Bangalore in the year, 2015 along with his sister on the eve of his

birthday, in the presence of the appellant, respondent's sister asked

him about the reunion, in turn the respondent-husband said that he

will think over it, he has not issued legal notice nor put any E-Mail to

the appellant-wife seeking for divorce.

18. The appellant-wife has stated in her cross-examination that she

and her husband stayed together till September, 2012 and that she

visited her husband in the month of January, 2016, by then the Vitiligo

has become prominent. Witness stated that she and her husband met

weekly once after 2017. She denied the suggestion that parties

cannot take the risk of putting the children born out of wedlock and

they do not have right to do so as she was suffering from Vitiligo.

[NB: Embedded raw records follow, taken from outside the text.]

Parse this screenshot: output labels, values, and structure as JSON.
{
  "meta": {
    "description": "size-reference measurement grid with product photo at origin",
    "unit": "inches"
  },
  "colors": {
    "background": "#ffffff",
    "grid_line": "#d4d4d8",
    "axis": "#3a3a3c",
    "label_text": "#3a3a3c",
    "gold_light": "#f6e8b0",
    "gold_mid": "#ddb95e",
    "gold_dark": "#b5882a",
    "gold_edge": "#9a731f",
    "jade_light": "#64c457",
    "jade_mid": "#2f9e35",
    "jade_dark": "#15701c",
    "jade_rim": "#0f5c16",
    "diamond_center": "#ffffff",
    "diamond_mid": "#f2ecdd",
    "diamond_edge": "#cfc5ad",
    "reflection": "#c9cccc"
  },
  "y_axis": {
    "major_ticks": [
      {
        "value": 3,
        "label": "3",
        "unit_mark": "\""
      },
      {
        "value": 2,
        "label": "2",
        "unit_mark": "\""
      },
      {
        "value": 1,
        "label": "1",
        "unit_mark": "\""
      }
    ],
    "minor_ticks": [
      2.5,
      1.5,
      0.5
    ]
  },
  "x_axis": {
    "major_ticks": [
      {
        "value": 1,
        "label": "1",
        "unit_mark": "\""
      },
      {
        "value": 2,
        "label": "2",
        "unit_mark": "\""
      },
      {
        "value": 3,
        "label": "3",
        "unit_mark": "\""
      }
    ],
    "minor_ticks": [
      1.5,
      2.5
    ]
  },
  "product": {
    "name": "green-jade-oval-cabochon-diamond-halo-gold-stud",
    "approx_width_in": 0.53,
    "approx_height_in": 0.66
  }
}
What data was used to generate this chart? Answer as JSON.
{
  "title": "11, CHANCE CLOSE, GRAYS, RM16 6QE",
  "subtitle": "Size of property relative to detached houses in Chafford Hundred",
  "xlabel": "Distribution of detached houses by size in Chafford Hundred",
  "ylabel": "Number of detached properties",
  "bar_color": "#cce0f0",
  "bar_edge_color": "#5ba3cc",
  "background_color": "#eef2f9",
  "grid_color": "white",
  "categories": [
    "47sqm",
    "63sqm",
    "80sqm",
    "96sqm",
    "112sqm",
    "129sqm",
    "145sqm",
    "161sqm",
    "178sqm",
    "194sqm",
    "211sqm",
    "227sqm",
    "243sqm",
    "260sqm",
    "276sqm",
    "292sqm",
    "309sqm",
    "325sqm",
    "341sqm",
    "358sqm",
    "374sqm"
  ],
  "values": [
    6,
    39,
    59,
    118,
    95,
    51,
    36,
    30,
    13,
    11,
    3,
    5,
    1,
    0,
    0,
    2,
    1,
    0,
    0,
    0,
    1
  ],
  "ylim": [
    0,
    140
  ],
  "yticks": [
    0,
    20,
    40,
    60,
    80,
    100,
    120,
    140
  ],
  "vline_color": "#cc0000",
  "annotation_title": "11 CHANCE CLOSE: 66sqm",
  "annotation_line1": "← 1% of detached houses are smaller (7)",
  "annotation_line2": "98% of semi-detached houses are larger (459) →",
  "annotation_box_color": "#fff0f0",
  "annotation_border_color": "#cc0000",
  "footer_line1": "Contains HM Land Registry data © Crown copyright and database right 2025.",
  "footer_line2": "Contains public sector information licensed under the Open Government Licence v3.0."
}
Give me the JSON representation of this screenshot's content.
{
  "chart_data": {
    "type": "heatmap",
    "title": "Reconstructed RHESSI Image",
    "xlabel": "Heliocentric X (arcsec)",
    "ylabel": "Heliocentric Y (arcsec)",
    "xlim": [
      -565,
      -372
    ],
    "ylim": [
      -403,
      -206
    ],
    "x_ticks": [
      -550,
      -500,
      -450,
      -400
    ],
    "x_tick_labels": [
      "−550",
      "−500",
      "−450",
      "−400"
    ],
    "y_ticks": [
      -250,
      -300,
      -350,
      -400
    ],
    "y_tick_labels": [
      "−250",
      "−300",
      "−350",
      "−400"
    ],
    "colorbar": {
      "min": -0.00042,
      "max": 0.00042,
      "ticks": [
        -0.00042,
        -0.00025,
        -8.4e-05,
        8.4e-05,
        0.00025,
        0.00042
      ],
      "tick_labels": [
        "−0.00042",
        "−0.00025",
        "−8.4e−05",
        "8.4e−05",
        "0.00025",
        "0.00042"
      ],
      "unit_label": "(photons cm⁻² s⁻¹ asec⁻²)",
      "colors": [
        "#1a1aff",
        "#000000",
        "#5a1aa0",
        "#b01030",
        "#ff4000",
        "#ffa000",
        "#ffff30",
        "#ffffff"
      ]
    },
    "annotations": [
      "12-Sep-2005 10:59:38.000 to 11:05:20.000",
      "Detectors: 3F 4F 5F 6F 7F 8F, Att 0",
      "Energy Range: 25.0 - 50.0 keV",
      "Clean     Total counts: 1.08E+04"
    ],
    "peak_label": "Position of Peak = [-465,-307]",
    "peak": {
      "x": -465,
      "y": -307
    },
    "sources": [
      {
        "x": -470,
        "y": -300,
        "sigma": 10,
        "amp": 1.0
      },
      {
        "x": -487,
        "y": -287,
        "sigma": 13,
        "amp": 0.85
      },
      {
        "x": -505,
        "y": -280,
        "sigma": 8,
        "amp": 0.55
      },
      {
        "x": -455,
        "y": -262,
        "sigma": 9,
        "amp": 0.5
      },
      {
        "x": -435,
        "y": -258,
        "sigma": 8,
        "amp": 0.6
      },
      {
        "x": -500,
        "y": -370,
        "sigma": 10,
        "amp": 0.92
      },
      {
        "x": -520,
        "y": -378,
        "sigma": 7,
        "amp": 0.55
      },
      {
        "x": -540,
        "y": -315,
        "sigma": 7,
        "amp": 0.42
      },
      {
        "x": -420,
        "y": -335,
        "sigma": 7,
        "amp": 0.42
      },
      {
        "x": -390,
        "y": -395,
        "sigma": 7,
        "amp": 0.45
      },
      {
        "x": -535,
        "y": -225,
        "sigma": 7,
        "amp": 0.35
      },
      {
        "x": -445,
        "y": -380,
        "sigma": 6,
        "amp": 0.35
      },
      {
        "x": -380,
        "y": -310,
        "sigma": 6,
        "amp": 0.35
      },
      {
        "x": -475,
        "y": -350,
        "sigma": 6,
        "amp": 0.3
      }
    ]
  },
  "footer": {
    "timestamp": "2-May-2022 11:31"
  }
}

19. In Samar Ghosh's case (supra), the Apex Court observed that

"the concept of mental cruelty cannot remain static; it is bound to

change with the passage of time, impact of modern culture through

print and electronic media and value system etc. What may be mental

cruelty now may not remain a mental cruelty after a passage of time

or vice versa. There can never be any strait jacket formula or fixed

parameters for determining mental cruelty in matrimonial matters. The

prudent and appropriate way to adjudicate the case would be to

evaluate it on its peculiar facts and circumstances while taking

aforementioned factors in consideration". There cannot be any

comprehensive definition of the concept of 'mental cruelty' within

which all kinds of cases of mental cruelty can be covered. The cruelty,

whether it be mental or physical, is a question of fact depending on the

evidence in each case. No uniform standard can be laid down to

determine whether an act would amount to cruelty or not. An act

which is tolerable to one may be intolerable to another.

20. There is no evidence on record to show that the respondent-

husband has underwent cruelty in the hands of the appellant, the

burden is on the respondent-husband to prove that he underwent

cruelty in the hands of his wife. The finding of the trial Court that the

respondent-husband is interested in children and that the appellant-

wife is not is perverse. The respondent-husband has not placed any

evidence on record to show that he made efforts to bring back the

appellant-wife to his society. The trial Court has wrongly placed

burden on the appellant-wife that she has not made any efforts for

reunion either by issuing legal notice or by filing a petition for

restitution of conjugal rights and that she has abandoned the

matrimonial home and declined to cohabit with her husband is

perverse and not in accordance with law, which is liable to be set

aside.

21. The other two decisions cited by respondent counsel in Sandeep

Mohan Verghese and Ritesh Babbar (supra) are not applicable to the

case on hand as the facts differ.

22. In view of the above discussions, Appeal is allowed. The

impugned order dated 03.11.2022 in O.P.No.778 of 2017 passed by I

Additional Family Court at Hyderabad is set aside. There shall be no

order as to costs.

As a sequel, Miscellaneous application/s, pending if any, shall

stand closed.

____________________________ MOUSHUMI BHATTACHARYA, J

_________________________ B.R.MADHUSUDHAN RAO, J 10th February, 2025.